Una sintesi tematica oggetto di studio: «Perché i movimenti che danno voce ai bisogni e ai desideri di così tante persone non sono in grado di produrre un cambiamento duraturo e di creare una società nuova, più democratica e più giusta? (…) Solo facendo i conti con la società per quello che è e che è diventata, vale a dire un circuito di cooperazione tra soggettività in larga parte eterogenea che producono e usano il comune nelle sue  varie forme, possiamo definire un progetto di liberazione e costruire una figura forte di impresa politica in linea con la produzione del comune. (…) Se i movimenti diverranno capaci di formulare la strategia necessaria per trasformare la società, allora riusciranno anche a radicarsi nel comune e a riconfigurare libertà, uguaglianza, democrazia e ricchezza. «In modo diverso» significa non ripetere le ipocrisie che vogliono la libertà (senza eguaglianza) un concetto di destra e l’eguaglianza (senza libertà) una formula di sinistra: significa insomma non separare il comune e la felicità» [dalla Prefazione di “Assemblea”, di Toni Negri e Michael Hardt).

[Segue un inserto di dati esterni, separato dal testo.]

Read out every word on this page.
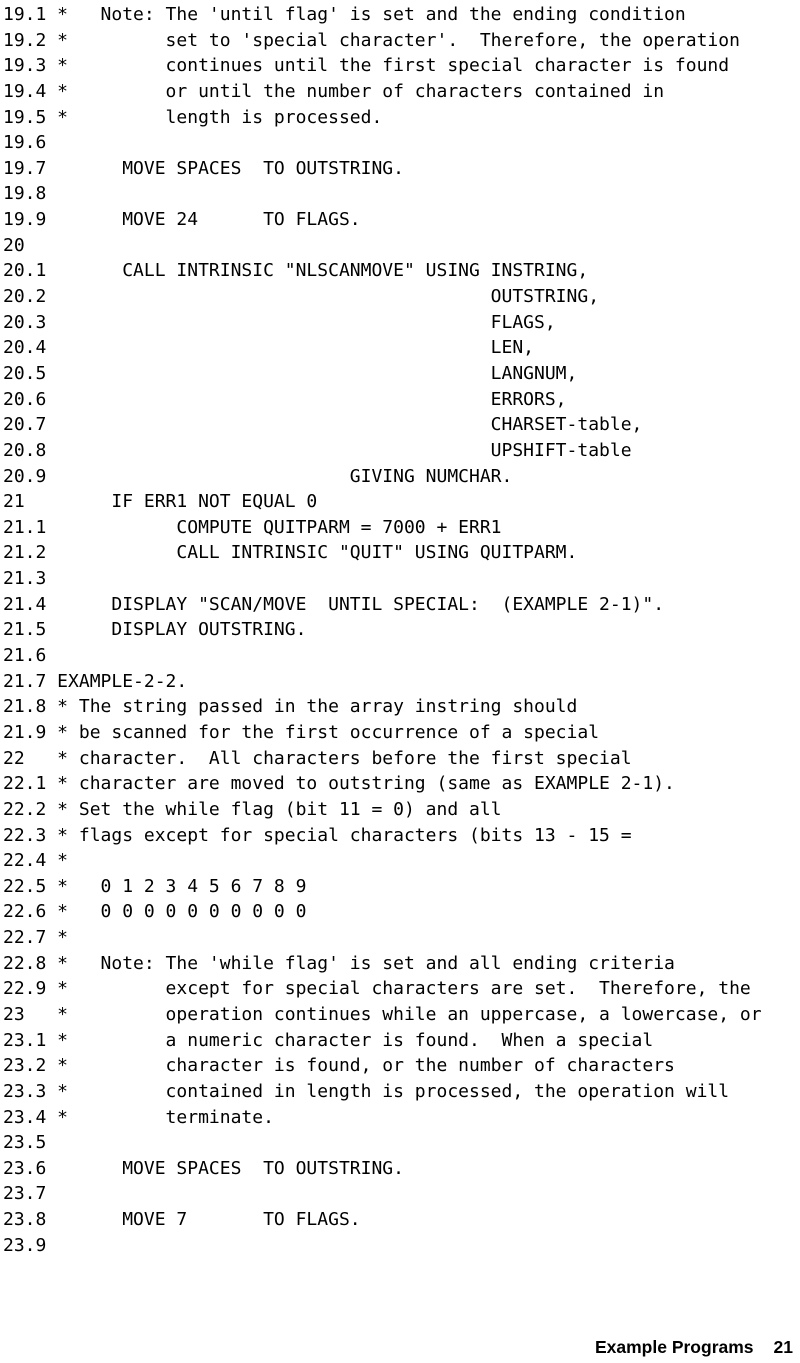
19.1 *   Note: The 'until flag' is set and the ending condition
19.2 *         set to 'special character'.  Therefore, the operation
19.3 *         continues until the first special character is found
19.4 *         or until the number of characters contained in
19.5 *         length is processed.
19.6
19.7       MOVE SPACES  TO OUTSTRING.
19.8
19.9       MOVE 24      TO FLAGS.
20
20.1       CALL INTRINSIC "NLSCANMOVE" USING INSTRING,
20.2                                         OUTSTRING,
20.3                                         FLAGS,
20.4                                         LEN,
20.5                                         LANGNUM,
20.6                                         ERRORS,
20.7                                         CHARSET-table,
20.8                                         UPSHIFT-table
20.9                            GIVING NUMCHAR.
21        IF ERR1 NOT EQUAL 0
21.1            COMPUTE QUITPARM = 7000 + ERR1
21.2            CALL INTRINSIC "QUIT" USING QUITPARM.
21.3
21.4      DISPLAY "SCAN/MOVE  UNTIL SPECIAL:  (EXAMPLE 2-1)".
21.5      DISPLAY OUTSTRING.
21.6
21.7 EXAMPLE-2-2.
21.8 * The string passed in the array instring should
21.9 * be scanned for the first occurrence of a special
22   * character.  All characters before the first special
22.1 * character are moved to outstring (same as EXAMPLE 2-1).
22.2 * Set the while flag (bit 11 = 0) and all
22.3 * flags except for special characters (bits 13 - 15 =
22.4 *
22.5 *   0 1 2 3 4 5 6 7 8 9
22.6 *   0 0 0 0 0 0 0 0 0 0
22.7 *
22.8 *   Note: The 'while flag' is set and all ending criteria
22.9 *         except for special characters are set.  Therefore, the
23   *         operation continues while an uppercase, a lowercase, or
23.1 *         a numeric character is found.  When a special
23.2 *         character is found, or the number of characters
23.3 *         contained in length is processed, the operation will
23.4 *         terminate.
23.5
23.6       MOVE SPACES  TO OUTSTRING.
23.7
23.8       MOVE 7       TO FLAGS.
23.9
Example Programs 21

Intervengono: Pietro Maltese ( Dipartimento Scienze Umanistiche – Università degli Studi Palermo); Francesco Maria Pezzulli (Laboratorio di ricerca sui mutamenti sociali e le nuove soggettività-Università Roma TRE);  Fortunato Maria Cacciatore  (Dipartimento di filosofia dell’Università della Calabria); Giovanni Di Benedetto (Docente filosofia e storia nei licei a Palermo). Coordina i lavori Toni Casano (Pressenza Agency).